Accident with a practice car
The same principles of limitation of employee liability also apply to all other work that is initiated by the employer and performed on the basis of the employment relationship. If the employed doctor causes damage in the course of his medical work, a differentiation must be made when determining his share of liability according to the degree of his fault. If, for example, he causes a traffic accident in the context of moderate negligence, his liability quota must be determined according to the circumstances of the individual case (BAG, judgment of 05.02.2004, AZ: 8 AZR 91/03).
Liability clause in employment contracts
Employment (and collective bargaining) arrangements that deviate from the exemptions shown to the detriment of the employee are ineffective. The principles governing the limitation of the employee's liability for work-related activities are unilaterally mandatory employee protection law (BAG, loc. Cit.).
Contract doctor obligations
The employer is liable to the Association of Statutory Health Insurance Physicians (in addition to the employed doctor, if the latter is after § 77 SGB V works at least 10 hours a week and is therefore also a member of the KV) for the fulfillment of the contractual medical obligations by the employed doctor, as for his own work. This also includes the duty of the contract doctor to invoice the services provided more precisely. Corresponding recourse can quickly threaten the existence of the reimbursement sums, which are often only partially enforceable even in the event of recourse against the employee internally.

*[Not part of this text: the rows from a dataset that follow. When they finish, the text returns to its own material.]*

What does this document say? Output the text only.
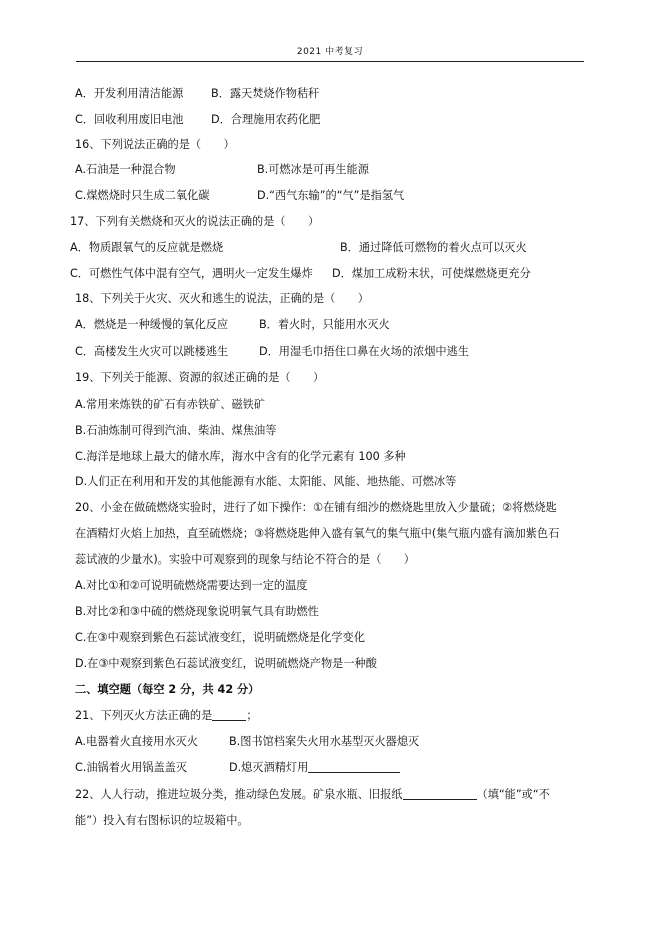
2021 中考复习
A．开发利用清洁能源 B．露天焚烧作物秸秆
C．回收利用废旧电池 D．合理施用农药化肥
16、下列说法正确的是（　　）
A.石油是一种混合物	B.可燃冰是可再生能源
C.煤燃烧时只生成二氧化碳	D.“西气东输”的“气”是指氢气
17、下列有关燃烧和灭火的说法正确的是（　　）
A．物质跟氧气的反应就是燃烧	B．通过降低可燃物的着火点可以灭火
C．可燃性气体中混有空气，遇明火一定发生爆炸 D．煤加工成粉末状，可使煤燃烧更充分
18、下列关于火灾、灭火和逃生的说法，正确的是（　　）
A．燃烧是一种缓慢的氧化反应	B．着火时，只能用水灭火
C．高楼发生火灾可以跳楼逃生	D．用湿毛巾捂住口鼻在火场的浓烟中逃生
19、下列关于能源、资源的叙述正确的是（　　）
A.常用来炼铁的矿石有赤铁矿、磁铁矿
B.石油炼制可得到汽油、柴油、煤焦油等
C.海洋是地球上最大的储水库，海水中含有的化学元素有 100 多种
D.人们正在利用和开发的其他能源有水能、太阳能、风能、地热能、可燃冰等
20、小金在做硫燃烧实验时，进行了如下操作：①在铺有细沙的燃烧匙里放入少量硫；②将燃烧匙
在酒精灯火焰上加热，直至硫燃烧；③将燃烧匙伸入盛有氧气的集气瓶中(集气瓶内盛有滴加紫色石
蕊试液的少量水)。实验中可观察到的现象与结论不符合的是（　　）
A.对比①和②可说明硫燃烧需要达到一定的温度
B.对比②和③中硫的燃烧现象说明氧气具有助燃性
C.在③中观察到紫色石蕊试液变红，说明硫燃烧是化学变化
D.在③中观察到紫色石蕊试液变红，说明硫燃烧产物是一种酸
二、填空题（每空 2 分，共 42 分）
21、下列灭火方法正确的是	；
A.电器着火直接用水灭火	B.图书馆档案失火用水基型灭火器熄灭
C.油锅着火用锅盖盖灭	D.熄灭酒精灯用
22、人人行动，推进垃圾分类，推动绿色发展。矿泉水瓶、旧报纸	（填“能”或“不
能”）投入有右图标识的垃圾箱中。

Fee reclamation for private patients
Even if the employer leaves the billing of the private services to the employed doctor in his name, the latter acts as his vicarious agent, so that the employer is responsible for the correctness of the bills and, if necessary, is responsible for any reclaims.
Violations of professional law
Every doctor is responsible for compliance with the professional code. The employed doctor is also responsible for ensuring that he does not violate the regulations of the professional code.
Dr. iur. Dirk Schulenburg, MBA, is legal advisor to the North Rhine Medical Association and Katharina Eibl, specialist lawyer for medical law, is a consultant in the legal department.